New York Times site being restored after cyber attack



On Wednesday morning The Syrian Electronic Army hacked The New York Times website and after that The New York Times started to be restored for the readers.
Times spokeswoman, Eileen M. Murphy declared that the problem is resolved and everything is ok. A group of hackers, The SEA, who support and follow Bashar Al Assad, the Syrian president, declared the responsibility online.
On Tuesday The Times said that its website crashed at 3 p.m. and then an online attack followed that. The problems with the attack are not new and the site remained down throughout early on Wednesday, and Murphy said that there is not new outage in this morning.
She added that if there is still a problem accessing the site that because of their internet service provider is not restored the domain system.
In two weeks The Times failed twice, there was internal problem on 14 August.
The chief information officer for The New York Times, Marc Frons, declared that he did not blame the Syrian Electronic Army, and he told the staff to be very careful when they are sending any information only in this stage until they resolve the problem.

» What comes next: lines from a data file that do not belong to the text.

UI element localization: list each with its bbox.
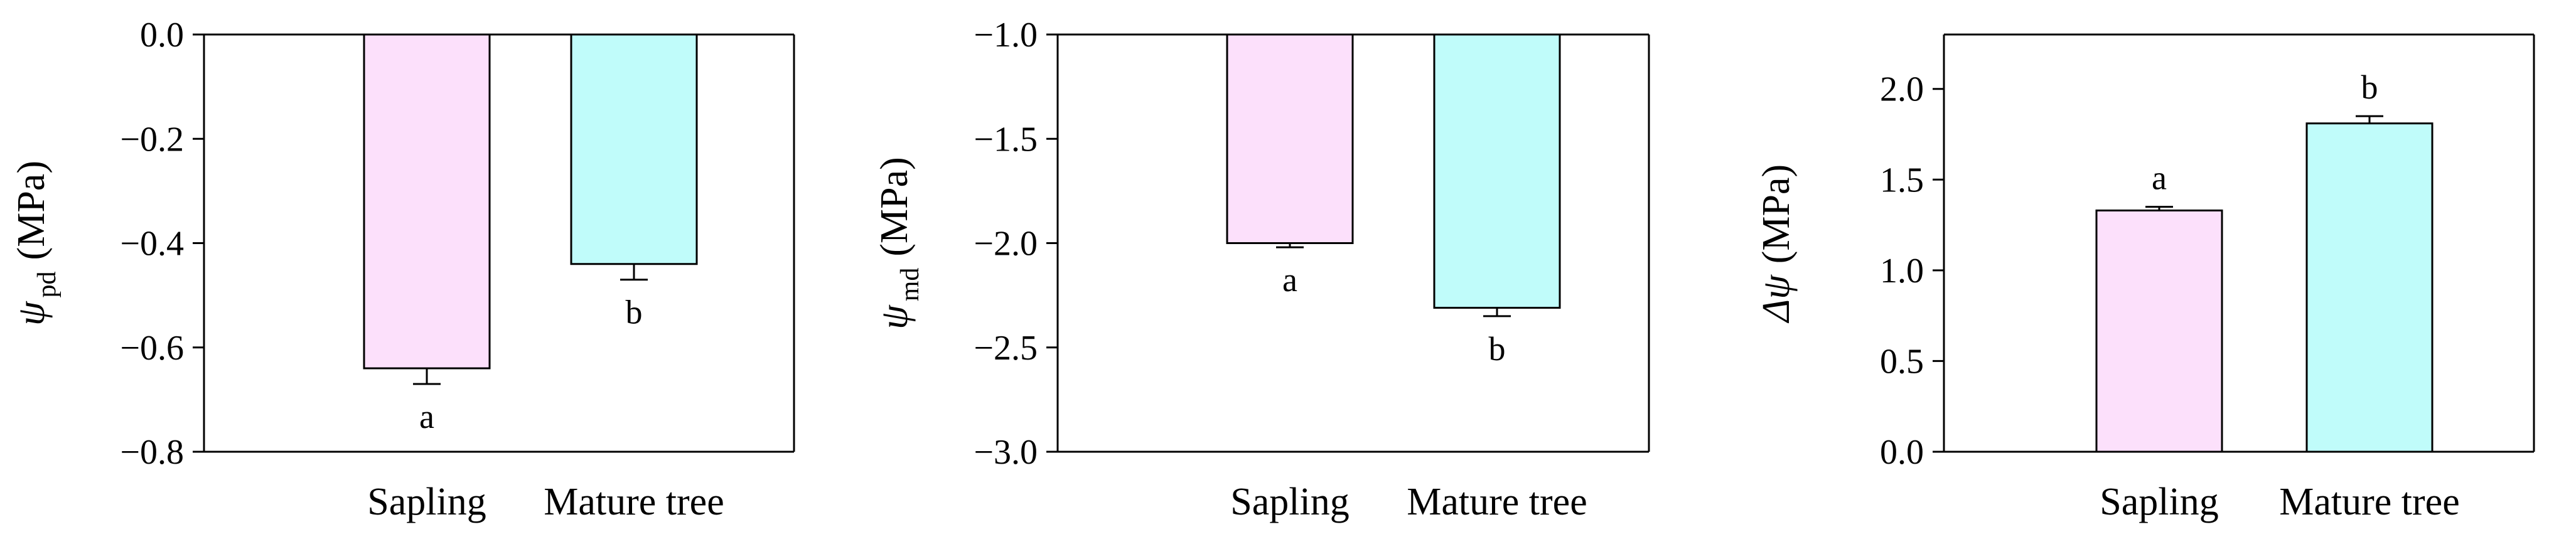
x-tick-label: Mature tree — [1407, 481, 1587, 523]
y-tick-label: 0.5 — [1880, 342, 1924, 381]
y-axis-label: ψmd (MPa) — [873, 157, 925, 329]
significance-letter: a — [1282, 261, 1297, 299]
y-axis-label-unit: (MPa) — [1755, 164, 1798, 264]
y-tick-label: −2.5 — [974, 329, 1038, 368]
significance-letter: b — [1489, 330, 1506, 368]
y-tick-label: 1.0 — [1880, 252, 1924, 290]
y-axis-label: Δψ (MPa) — [1755, 164, 1798, 324]
y-tick-label: −1.0 — [974, 16, 1038, 55]
y-axis-label-symbol: Δψ — [1755, 274, 1798, 324]
x-tick-label: Sapling — [367, 481, 486, 523]
significance-letter: a — [2152, 159, 2167, 197]
significance-letter: b — [2361, 68, 2378, 106]
y-tick-label: −0.4 — [120, 225, 184, 264]
y-tick-label: 1.5 — [1880, 161, 1924, 200]
chart-panel-2: −1.0 −1.5 −2.0 −2.5 −3.0 ψmd (MPa) a Sapling b Mat… — [873, 16, 1650, 523]
significance-letter: a — [419, 398, 434, 435]
y-axis-label-symbol: ψ — [10, 301, 53, 326]
y-tick-label: 0.0 — [140, 16, 184, 55]
bar-sapling — [1226, 33, 1354, 244]
significance-letter: b — [626, 294, 643, 331]
y-axis-label-unit: (MPa) — [10, 161, 53, 260]
x-tick-label: Sapling — [1230, 481, 1349, 523]
x-tick-label: Sapling — [2100, 481, 2218, 523]
y-axis-label: ψ pd (MPa) — [10, 161, 62, 326]
y-tick-label: −0.2 — [120, 120, 184, 159]
y-tick-label: −1.5 — [974, 120, 1038, 159]
bar-sapling — [363, 33, 491, 370]
bar-sapling — [2095, 209, 2223, 453]
y-axis-label-subscript: pd — [33, 271, 62, 297]
y-tick-label: 2.0 — [1880, 70, 1924, 109]
x-tick-label: Mature tree — [2279, 481, 2459, 523]
bar-mature-tree — [570, 33, 698, 265]
y-tick-label: −2.0 — [974, 225, 1038, 264]
y-tick-label: 0.0 — [1880, 433, 1924, 472]
y-axis-label-symbol: ψ — [873, 304, 916, 329]
y-axis-label-unit: (MPa) — [873, 157, 916, 256]
bar-mature-tree — [2305, 122, 2434, 453]
chart-panel-3: 0.0 0.5 1.0 1.5 2.0 Δψ (MPa) a Sapling b Mature tr… — [1755, 33, 2535, 523]
y-tick-label: −3.0 — [974, 433, 1038, 472]
x-tick-label: Mature tree — [544, 481, 724, 523]
y-tick-label: −0.6 — [120, 329, 184, 368]
y-axis-label-subscript: md — [896, 268, 925, 302]
y-tick-label: −0.8 — [120, 433, 184, 472]
chart-panel-1: 0.0 −0.2 −0.4 −0.6 −0.8 ψ pd (MPa) a Sapling b Matu… — [10, 16, 795, 523]
bar-mature-tree — [1433, 33, 1561, 309]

Twitter and Huffington also attacked from hackers. The media websites become complex and vulnerable because they gather software and content which is from partners.
The hackers of the websites gained access to the reseller’s account on Melbourne IT’s . Melbourne IT’s declared that it restored the affected DNS records to all the previous settings and takes all the approach to prevent any change to happen.

The New York Times is taking all the procedures to protect all the websites and the stuff of The New York Times makes all his best to control on this problem and to reduce the damage.